December 24, 2012
R.R. Reno
Sometimes Christmas can seem a long way off, even when it’s close. So it was for me when I went to a funeral last Saturday at St. Thomas Episcopal Church on Fifth Avenue. The music was beautiful—a requiem setting by Gabriel Fauré. And the church was warmly populated. That happens when you die in your fifties, a season of life when the living still outnumber the dead.
Midway through the service I felt an interior ache grow. Susan had suffered a long illness. News of her death had not surprised me, or anyone else who knew her. But death is death: vacancy, emptiness, negation. The exquisite singing of the boys’ choir doesn’t sweep away the ugly cancer of death. The youthful purity of their voices seemed to draw attention to it by way of contrast.
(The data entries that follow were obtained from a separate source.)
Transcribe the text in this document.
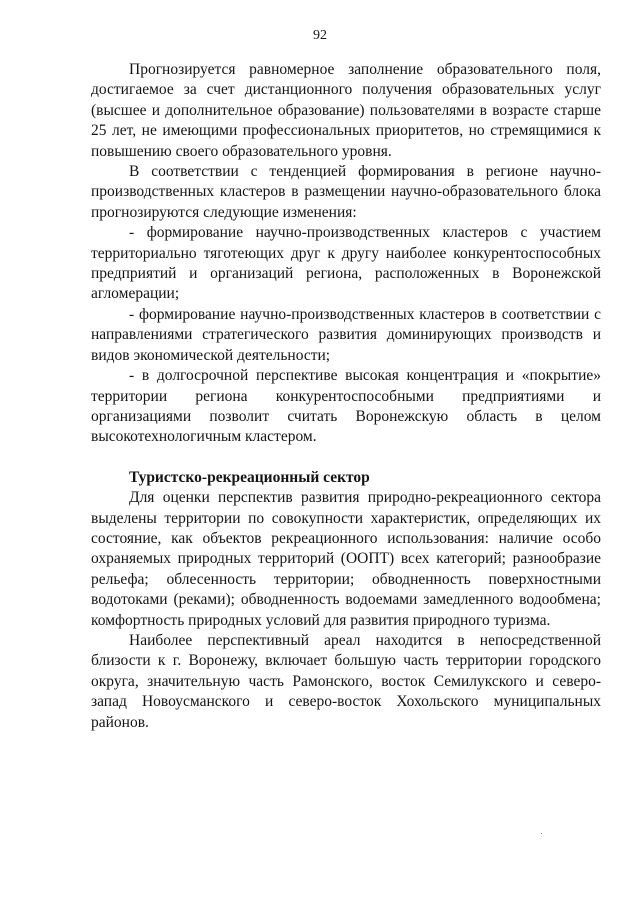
92

Прогнозируется равномерное заполнение образовательного поля, достигаемое за счет дистанционного получения образовательных услуг (высшее и дополнительное образование) пользователями в возрасте старше 25 лет, не имеющими профессиональных приоритетов, но стремящимися к повышению своего образовательного уровня.

В соответствии с тенденцией формирования в регионе научно-производственных кластеров в размещении научно-образовательного блока прогнозируются следующие изменения:

- формирование научно-производственных кластеров с участием территориально тяготеющих друг к другу наиболее конкурентоспособных предприятий и организаций региона, расположенных в Воронежской агломерации;

- формирование научно-производственных кластеров в соответствии с направлениями стратегического развития доминирующих производств и видов экономической деятельности;

- в долгосрочной перспективе высокая концентрация и «покрытие» территории региона конкурентоспособными предприятиями и организациями позволит считать Воронежскую область в целом высокотехнологичным кластером.

Туристско-рекреационный сектор

Для оценки перспектив развития природно-рекреационного сектора выделены территории по совокупности характеристик, определяющих их состояние, как объектов рекреационного использования: наличие особо охраняемых природных территорий (ООПТ) всех категорий; разнообразие рельефа; облесенность территории; обводненность поверхностными водотоками (реками); обводненность водоемами замедленного водообмена; комфортность природных условий для развития природного туризма.

Наиболее перспективный ареал находится в непосредственной близости к г. Воронежу, включает большую часть территории городского округа, значительную часть Рамонского, восток Семилукского и северо-запад Новоусманского и северо-восток Хохольского муниципальных районов.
Death. I think of the twenty children killed in Newtown, Connecticut. In my mind’s eye their caskets are processing down Fifth Avenue to join us. I remember the final days of my mother’s life before she put on the mask of death. “O Rust,” she said to me, “it’s so hard.” Gaping, hungry mouths of freshly dug graves open up in my imagination.
Underneath, or perhaps overtop or within this collage of dark thoughts I’m returning to a summer afternoon in rural Iowa when, at the turning point of an eight-day silent retreat, I walked down a hot, dusty gravel road beside sun-beaten corn fields contemplating the crucifixion of Christ. I saw him hanging on the cross. I heard Christ say in despair, “It is finished.” Then I saw him being swallowed by Satan, and felt Satan’s hot, foul breath.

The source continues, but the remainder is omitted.